Sara Abou Mrad est née en 1988 à Wadi Chahrour, près de Beyrouth, dans une famille croyante et conservatrice. Diplômée des Beaux-Arts de l’Université libanaise, elle a créé, en 2010, un département artistique au sein de l’école de Sainte-Anne des Sœurs de Besançon (Beyrouth) où elle a enseigné. Elle a également créé, en 2016, un programme de formation destiné aux enfants aveugles pour l’ONG « Empowerment Through Integration ».
La peinture de Sara Abou Mrad traduit l’univers onirique qu’elle s’est créé depuis l’enfance et dont l’héroïne est son double, tardivement baptisé « Matilda » (2015). Un double dont elle avoue : « Elle est devenue ma cure, mon refuge, ma consolation. Elle raconte à travers des mises en scènes mes sentiments, les contrariétés subies, les ruptures, les changements survenus dans ma vie, les angoisses qui m’accablent parfois, et récemment, la renaissance, par la joie et l’amour retrouvé. »
Ses tableaux font penser à la définition qu’André Breton donnait des « images de rêve » dans son roman Nadja (1928) : « La production des images de rêve dépendant toujours au moins de ce double jeu de glaces, il y a là l’indication du rôle très spécial, sans doute éminemment révélateur, au plus haut degré "surdéterminant" au sens freudien, que sont appelées à jouer certaines impressions très fortes, nullement contaminables de moralité, vraiment ressenties "par-delà le bien et le mal" dans le rêve et, par suite, dans ce qu’on lui oppose sommairement sous le nom de réalité. » Son univers se rapproche en effet du surréalisme. Cela explique sans doute la présence, dans sa peinture, de références aux grands maîtres (Autoportrait en Vénus, 2021), de flores improbables et parfois inquiétantes, terrestres et aquatiques (La Danse du soir, 2021 ; La Mort dans l’âme, 2021), d’une faune surprenante et parfois hybride (La Toucane, 2021), de symboles religieux - le poisson/Ichthus - ou rituels (L’Ensemencement, 2021 ; Le Masque Toussian), d’anges ou encore d’un être central, sexué, animal anthropomorphe qu’elle nomme « le Lion » ou son « amoureux ». Ses personnages sont en éternel mouvement ; ils évoluent dans le ciel, dans l’eau, défient la gravité. Sa palette est vive, mais réserve au regardeur des nuances, des jeux de transparence semblables à ceux de l’aquarelle.

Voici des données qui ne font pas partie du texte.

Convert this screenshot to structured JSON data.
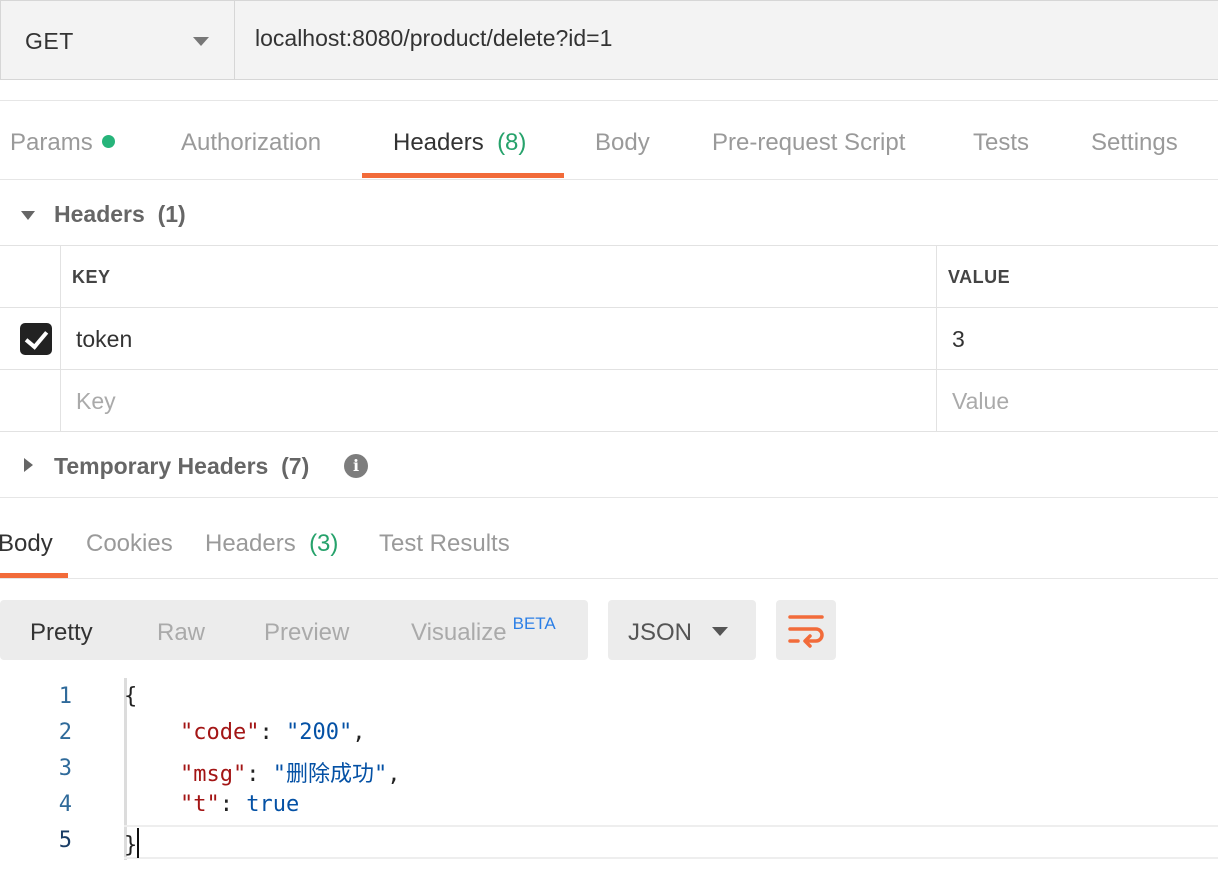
{
  "request": {
    "method": "GET",
    "url": "localhost:8080/product/delete?id=1"
  },
  "request_tabs": {
    "params": "Params",
    "authorization": "Authorization",
    "headers": "Headers",
    "headers_count": "(8)",
    "body": "Body",
    "pre_request": "Pre-request Script",
    "tests": "Tests",
    "settings": "Settings"
  },
  "headers_section": {
    "title": "Headers",
    "count": "(1)",
    "key_col": "KEY",
    "value_col": "VALUE",
    "rows": [
      {
        "key": "token",
        "value": "3",
        "checked": true
      }
    ],
    "key_placeholder": "Key",
    "value_placeholder": "Value"
  },
  "temporary_headers": {
    "title": "Temporary Headers",
    "count": "(7)"
  },
  "response_tabs": {
    "body": "Body",
    "cookies": "Cookies",
    "headers": "Headers",
    "headers_count": "(3)",
    "test_results": "Test Results"
  },
  "view_options": {
    "pretty": "Pretty",
    "raw": "Raw",
    "preview": "Preview",
    "visualize": "Visualize",
    "beta": "BETA",
    "format": "JSON"
  },
  "code": {
    "line_numbers": [
      "1",
      "2",
      "3",
      "4",
      "5"
    ],
    "open_brace": "{",
    "close_brace": "}",
    "lines": [
      {
        "key": "\"code\"",
        "value": "\"200\"",
        "trail": ","
      },
      {
        "key": "\"msg\"",
        "value": "\"删除成功\"",
        "trail": ","
      },
      {
        "key": "\"t\"",
        "value": "true",
        "trail": ""
      }
    ]
  },
  "colors": {
    "accent": "#f26b3a",
    "count_green": "#26a26b",
    "beta_blue": "#2c7fe6"
  }
}
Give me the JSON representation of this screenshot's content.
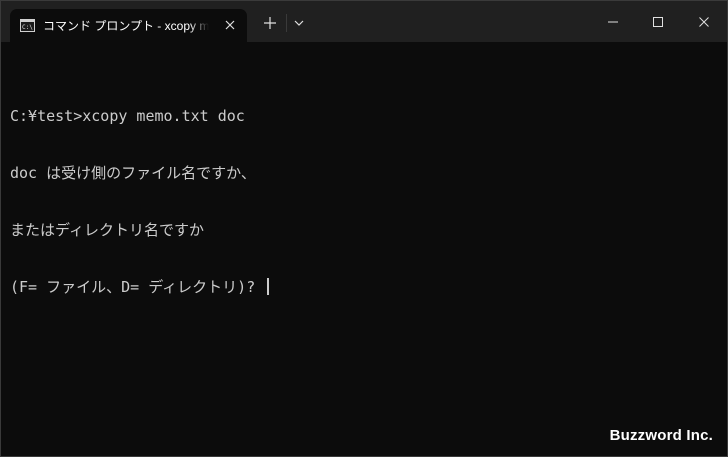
{
  "tab": {
    "title": "コマンド プロンプト - xcopy  memo.txt doc"
  },
  "terminal": {
    "lines": [
      "C:¥test>xcopy memo.txt doc",
      "doc は受け側のファイル名ですか、",
      "またはディレクトリ名ですか",
      "(F= ファイル、D= ディレクトリ)? "
    ]
  },
  "watermark": "Buzzword Inc.",
  "colors": {
    "background": "#0c0c0c",
    "titlebar": "#202020",
    "text": "#cccccc"
  }
}
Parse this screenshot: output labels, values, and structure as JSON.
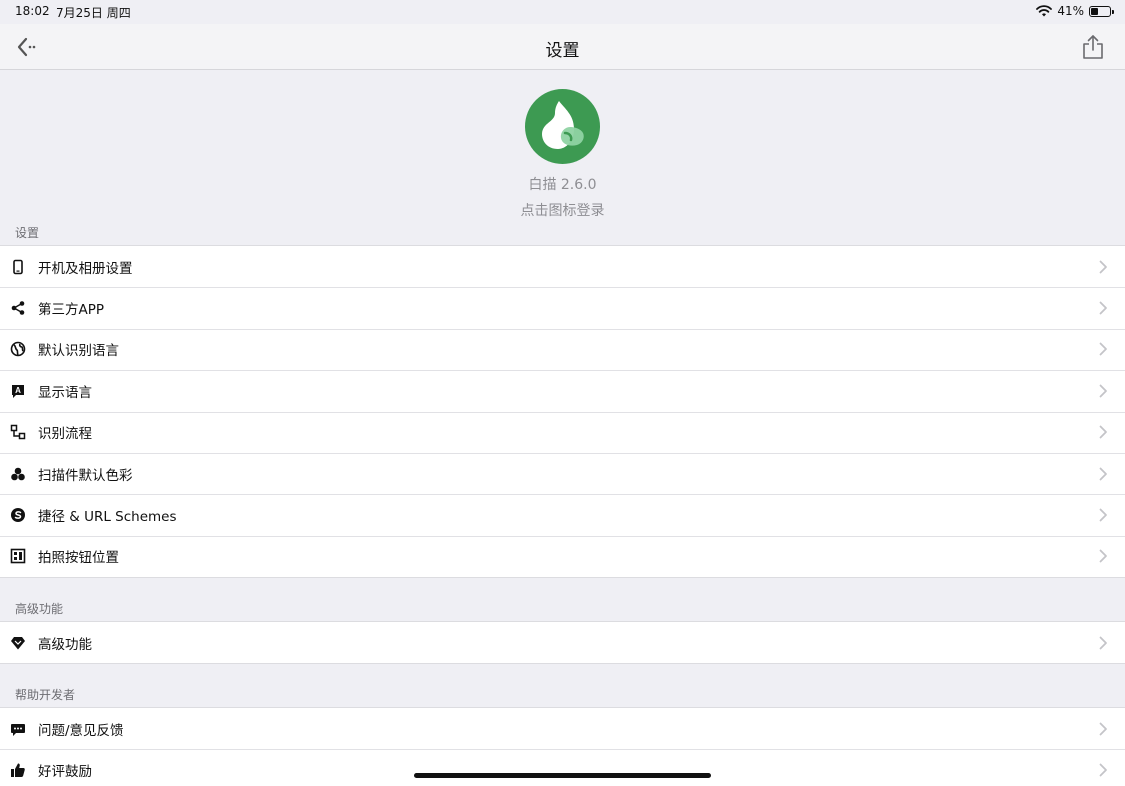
{
  "status_bar": {
    "time": "18:02",
    "date": "7月25日 周四",
    "battery_text": "41%",
    "battery_level": 0.41
  },
  "nav": {
    "title": "设置"
  },
  "header": {
    "app_version": "白描 2.6.0",
    "login_hint": "点击图标登录"
  },
  "sections": {
    "settings": {
      "label": "设置",
      "items": [
        {
          "label": "开机及相册设置",
          "icon": "phone-icon"
        },
        {
          "label": "第三方APP",
          "icon": "share-icon"
        },
        {
          "label": "默认识别语言",
          "icon": "globe-icon"
        },
        {
          "label": "显示语言",
          "icon": "language-icon"
        },
        {
          "label": "识别流程",
          "icon": "flow-icon"
        },
        {
          "label": "扫描件默认色彩",
          "icon": "color-icon"
        },
        {
          "label": "捷径 & URL Schemes",
          "icon": "shortcut-icon"
        },
        {
          "label": "拍照按钮位置",
          "icon": "layout-icon"
        }
      ]
    },
    "advanced": {
      "label": "高级功能",
      "items": [
        {
          "label": "高级功能",
          "icon": "diamond-icon"
        }
      ]
    },
    "help": {
      "label": "帮助开发者",
      "items": [
        {
          "label": "问题/意见反馈",
          "icon": "feedback-icon"
        },
        {
          "label": "好评鼓励",
          "icon": "thumbs-up-icon"
        }
      ]
    }
  },
  "colors": {
    "logo_green": "#3d9a52",
    "background": "#efeff4",
    "chevron": "#c4c4c8"
  }
}
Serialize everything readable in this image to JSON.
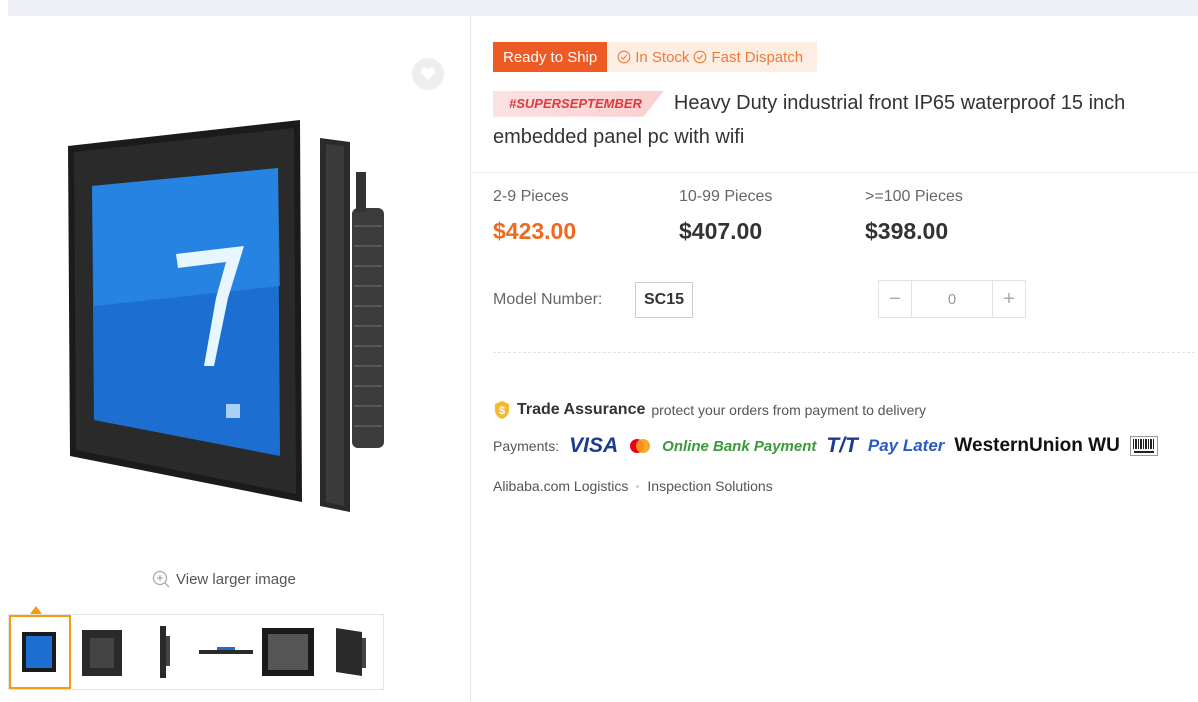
{
  "product": {
    "ready_label": "Ready to Ship",
    "stock_label": "In Stock",
    "dispatch_label": "Fast Dispatch",
    "promo_tag": "#SUPERSEPTEMBER",
    "title": "Heavy Duty industrial front IP65 waterproof 15 inch embedded panel pc with wifi"
  },
  "gallery": {
    "view_larger": "View larger image",
    "active_thumb": 0,
    "thumb_count": 6
  },
  "price_tiers": [
    {
      "qty": "2-9 Pieces",
      "price": "$423.00"
    },
    {
      "qty": "10-99 Pieces",
      "price": "$407.00"
    },
    {
      "qty": ">=100 Pieces",
      "price": "$398.00"
    }
  ],
  "model": {
    "label": "Model Number:",
    "value": "SC15"
  },
  "quantity": {
    "value": "0",
    "minus": "−",
    "plus": "+"
  },
  "trade_assurance": {
    "title": "Trade Assurance",
    "desc": "protect your orders from payment to delivery"
  },
  "payments": {
    "label": "Payments:",
    "methods": [
      "VISA",
      "Online Bank Payment",
      "T/T",
      "Pay Later",
      "WesternUnion",
      "WU"
    ]
  },
  "services": [
    "Alibaba.com Logistics",
    "Inspection Solutions"
  ],
  "colors": {
    "accent": "#ee5a24",
    "price_highlight": "#ee6a1f",
    "thumb_active": "#f39c12"
  }
}
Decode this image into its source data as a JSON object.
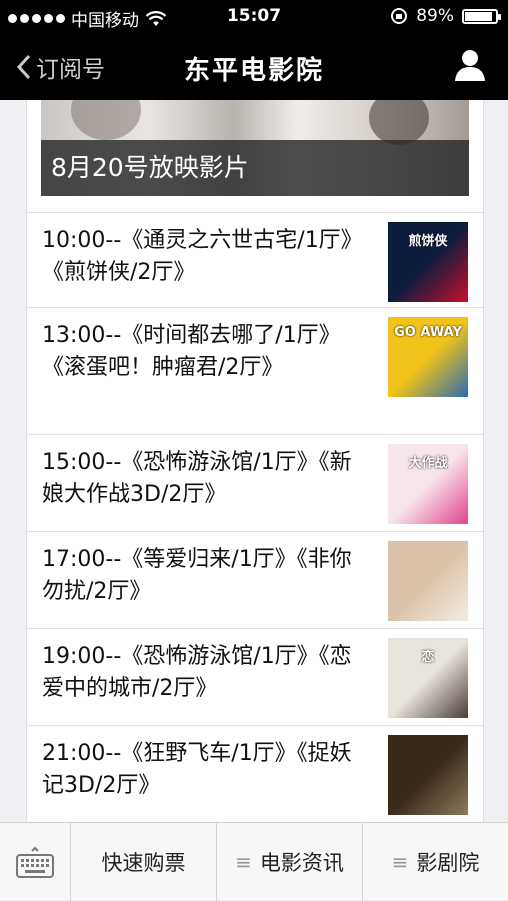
{
  "status_bar": {
    "carrier": "中国移动",
    "time": "15:07",
    "battery": "89%",
    "battery_level": 0.89
  },
  "nav": {
    "back_label": "订阅号",
    "title": "东平电影院"
  },
  "banner": {
    "caption": "8月20号放映影片"
  },
  "schedule": [
    {
      "text": "10:00--《通灵之六世古宅/1厅》《煎饼侠/2厅》",
      "poster_text": "煎饼侠",
      "colors": [
        "#0d1b3d",
        "#c8102e"
      ]
    },
    {
      "text": "13:00--《时间都去哪了/1厅》《滚蛋吧！肿瘤君/2厅》",
      "poster_text": "GO AWAY",
      "colors": [
        "#f2c31a",
        "#2b6bb0"
      ]
    },
    {
      "text": "15:00--《恐怖游泳馆/1厅》《新娘大作战3D/2厅》",
      "poster_text": "大作战",
      "colors": [
        "#f6e5ea",
        "#e0428a"
      ]
    },
    {
      "text": "17:00--《等爱归来/1厅》《非你勿扰/2厅》",
      "poster_text": "",
      "colors": [
        "#d9c2a8",
        "#f3ede6"
      ]
    },
    {
      "text": "19:00--《恐怖游泳馆/1厅》《恋爱中的城市/2厅》",
      "poster_text": "恋",
      "colors": [
        "#e9e4dc",
        "#4a3b36"
      ]
    },
    {
      "text": "21:00--《狂野飞车/1厅》《捉妖记3D/2厅》",
      "poster_text": "",
      "colors": [
        "#3a2a1c",
        "#8c7a5a"
      ]
    }
  ],
  "tabbar": {
    "tabs": [
      "快速购票",
      "电影资讯",
      "影剧院"
    ]
  }
}
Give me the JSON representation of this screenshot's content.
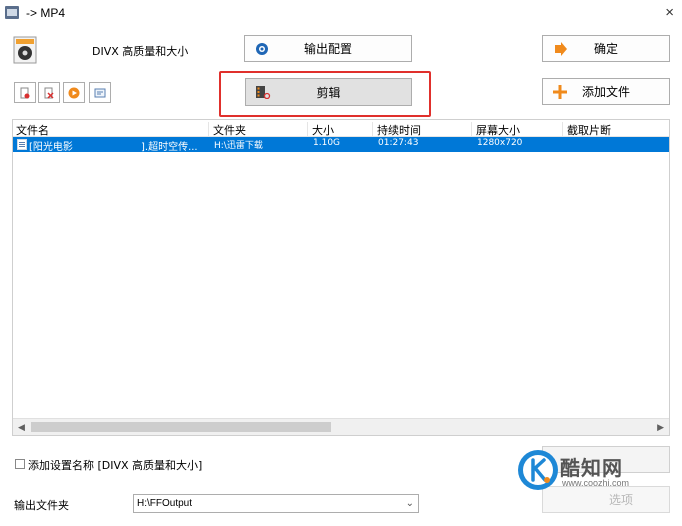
{
  "window": {
    "title": "-> MP4"
  },
  "profile": {
    "label": "DIVX 高质量和大小"
  },
  "buttons": {
    "output_config": "输出配置",
    "ok": "确定",
    "edit": "剪辑",
    "add_file": "添加文件",
    "options_ghost": "选项"
  },
  "toolbar_icons": [
    "remove-file-icon",
    "clear-list-icon",
    "play-icon",
    "media-info-icon"
  ],
  "file_list": {
    "columns": [
      "文件名",
      "文件夹",
      "大小",
      "持续时间",
      "屏幕大小",
      "截取片断"
    ],
    "rows": [
      {
        "name_start": "[阳光电影",
        "name_end": "].超时空传...",
        "folder": "H:\\迅雷下载",
        "size": "1.10G",
        "duration": "01:27:43",
        "screen_size": "1280x720",
        "clip": ""
      }
    ]
  },
  "options": {
    "add_profile_name_label": "添加设置名称 [DIVX 高质量和大小]",
    "add_profile_name_checked": false
  },
  "output": {
    "label": "输出文件夹",
    "folder": "H:\\FFOutput"
  },
  "watermark": {
    "brand": "酷知网",
    "url": "www.coozhi.com"
  },
  "colors": {
    "selection": "#0078d7",
    "highlight_box": "#e0302c",
    "button_face": "#e1e1e1",
    "ok_arrow": "#f08a1c",
    "add_plus": "#f08a1c"
  }
}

Chaque œuvre raconte une histoire. Ainsi, La Promenade de la mariée (2020) décrit-elle douze étapes de la vie de Matilda, du « Grand mariage » à « l’Assomption ». La Rencontre (2020), raconte la rencontre de Matilda et du Lion. Le Voyage onirique (2021) est une narration, sur le mode imaginaire, de la relation amoureuse de Matilda et du Lion sur fond de voyage à Paris. Dans ces toiles de grand format, tout est crypté, chaque détail a son importance pour en permettre l’interprétation.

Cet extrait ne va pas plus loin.